Mathematical modeling is a distinctive tool for improving yield and selection when extracting bioactive compounds from plant matrices. The objective of this study is to model the extraction of the main bioactive compounds from jackfruit seeds using supercritical CO₂ to reveal aspects of mass transfer associated to this process. Two extraction conditions (12 MPa/40 °C/3 mL min^-1 and 20 MPa/50 °C/4 mL min^-1), particles with two different radius (0.170 mm and 0.370 mm) and three compounds determined by GC/MS were evaluated (13,27-cycloursan-3-one, 9,19-cycloergost-24(28)-en-3-ol,4,14-dimethyl-,acetate,(3β,4α, 5α) and lanosterol). The model used employed differential mass balances to evaluate the flow of mass through the fluid-particle interface applying film resistance to the interface of the bulk with the fluid. The results indicate that higher solvent specific mass optimizes the extraction of the compounds of interest and that smaller particles facilitate the convection of extraction, accelerating the obtention of compounds at the beginning of the experiment.
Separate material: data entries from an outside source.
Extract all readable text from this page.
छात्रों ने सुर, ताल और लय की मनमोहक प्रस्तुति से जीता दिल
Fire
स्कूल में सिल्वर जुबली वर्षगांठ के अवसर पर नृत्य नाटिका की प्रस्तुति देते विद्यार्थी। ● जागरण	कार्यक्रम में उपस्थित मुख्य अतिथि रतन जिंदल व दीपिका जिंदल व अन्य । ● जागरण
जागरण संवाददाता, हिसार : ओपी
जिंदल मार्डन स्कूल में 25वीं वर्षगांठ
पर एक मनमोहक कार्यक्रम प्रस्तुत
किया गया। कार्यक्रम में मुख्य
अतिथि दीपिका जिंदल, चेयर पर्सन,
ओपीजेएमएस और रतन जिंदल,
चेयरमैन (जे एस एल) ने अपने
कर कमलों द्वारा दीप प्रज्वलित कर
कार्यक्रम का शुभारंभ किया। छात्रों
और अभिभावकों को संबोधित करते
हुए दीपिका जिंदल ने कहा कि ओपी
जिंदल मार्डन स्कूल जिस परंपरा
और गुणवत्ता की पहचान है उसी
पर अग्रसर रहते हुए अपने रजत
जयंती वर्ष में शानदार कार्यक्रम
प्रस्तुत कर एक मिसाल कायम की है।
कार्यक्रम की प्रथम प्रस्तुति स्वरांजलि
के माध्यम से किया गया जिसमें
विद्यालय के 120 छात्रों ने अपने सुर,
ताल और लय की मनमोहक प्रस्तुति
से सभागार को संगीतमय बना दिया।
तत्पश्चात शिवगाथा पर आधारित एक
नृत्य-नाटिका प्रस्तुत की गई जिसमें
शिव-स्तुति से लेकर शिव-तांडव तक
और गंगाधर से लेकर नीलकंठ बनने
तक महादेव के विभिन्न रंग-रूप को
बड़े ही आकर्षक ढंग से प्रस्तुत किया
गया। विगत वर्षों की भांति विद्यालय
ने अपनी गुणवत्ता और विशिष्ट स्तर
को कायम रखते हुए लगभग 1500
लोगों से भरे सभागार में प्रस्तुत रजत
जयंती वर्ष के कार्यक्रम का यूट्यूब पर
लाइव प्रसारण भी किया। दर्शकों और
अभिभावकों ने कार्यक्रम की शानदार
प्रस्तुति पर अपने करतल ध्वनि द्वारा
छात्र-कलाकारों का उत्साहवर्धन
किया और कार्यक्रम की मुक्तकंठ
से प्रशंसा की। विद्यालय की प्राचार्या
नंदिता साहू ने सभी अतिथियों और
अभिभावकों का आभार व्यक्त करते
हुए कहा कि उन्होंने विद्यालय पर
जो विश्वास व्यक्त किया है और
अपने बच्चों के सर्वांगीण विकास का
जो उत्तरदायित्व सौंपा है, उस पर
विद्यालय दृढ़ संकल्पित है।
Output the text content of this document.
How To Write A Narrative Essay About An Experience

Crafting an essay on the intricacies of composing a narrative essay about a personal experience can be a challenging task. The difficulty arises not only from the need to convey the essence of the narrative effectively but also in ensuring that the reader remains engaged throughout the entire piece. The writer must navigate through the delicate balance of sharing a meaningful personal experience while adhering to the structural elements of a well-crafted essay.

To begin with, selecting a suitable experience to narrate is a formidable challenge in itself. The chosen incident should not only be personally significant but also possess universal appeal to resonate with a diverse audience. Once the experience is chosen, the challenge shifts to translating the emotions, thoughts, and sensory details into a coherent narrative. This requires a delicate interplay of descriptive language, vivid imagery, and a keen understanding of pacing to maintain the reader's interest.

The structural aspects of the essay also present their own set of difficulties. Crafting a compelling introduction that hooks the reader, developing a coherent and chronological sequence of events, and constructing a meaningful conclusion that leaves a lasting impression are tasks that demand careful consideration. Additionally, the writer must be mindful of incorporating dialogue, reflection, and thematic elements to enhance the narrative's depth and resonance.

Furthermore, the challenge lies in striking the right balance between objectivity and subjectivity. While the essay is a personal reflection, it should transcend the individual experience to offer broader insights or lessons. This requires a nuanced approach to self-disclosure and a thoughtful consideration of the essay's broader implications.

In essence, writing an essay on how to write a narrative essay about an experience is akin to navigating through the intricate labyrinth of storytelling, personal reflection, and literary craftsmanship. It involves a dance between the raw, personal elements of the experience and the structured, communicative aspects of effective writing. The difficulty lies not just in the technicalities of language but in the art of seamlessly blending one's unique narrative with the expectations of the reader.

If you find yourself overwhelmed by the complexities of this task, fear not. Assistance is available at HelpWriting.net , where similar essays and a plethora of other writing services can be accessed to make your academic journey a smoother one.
从植物基质中提取生物活性化合物时，数学建模是提高产量和选择的独特工具。本研究的目的是模拟使用超临界 CO ₂从菠萝蜜种子中提取主要生物活性化合物的过程，以揭示与该过程相关的传质方面。两种萃取条件（12  MPa/40 °C/3  mL  min ^-1和 20  MPa/50 °C/4  mL  min ^-1），具有两种不同半径（0.170  mm 和 0.370 mm) 和 GC/MS 测定的三种化合物（13,27-环乌山-3-one, 9,19-环麦角-24(28)-en-3-ol,4,14-二甲基-,乙酸盐,( 3β、4α、5α) 和羊毛甾醇)。使用的模型采用微分质量平衡来评估通过流体 - 颗粒界面的质量流量，将薄膜阻力施加到主体与流体的界面。结果表明，较高的溶剂比质量优化了目标化合物的提取，较小的颗粒促进了提取的对流，在实验开始时加速了化合物的获得。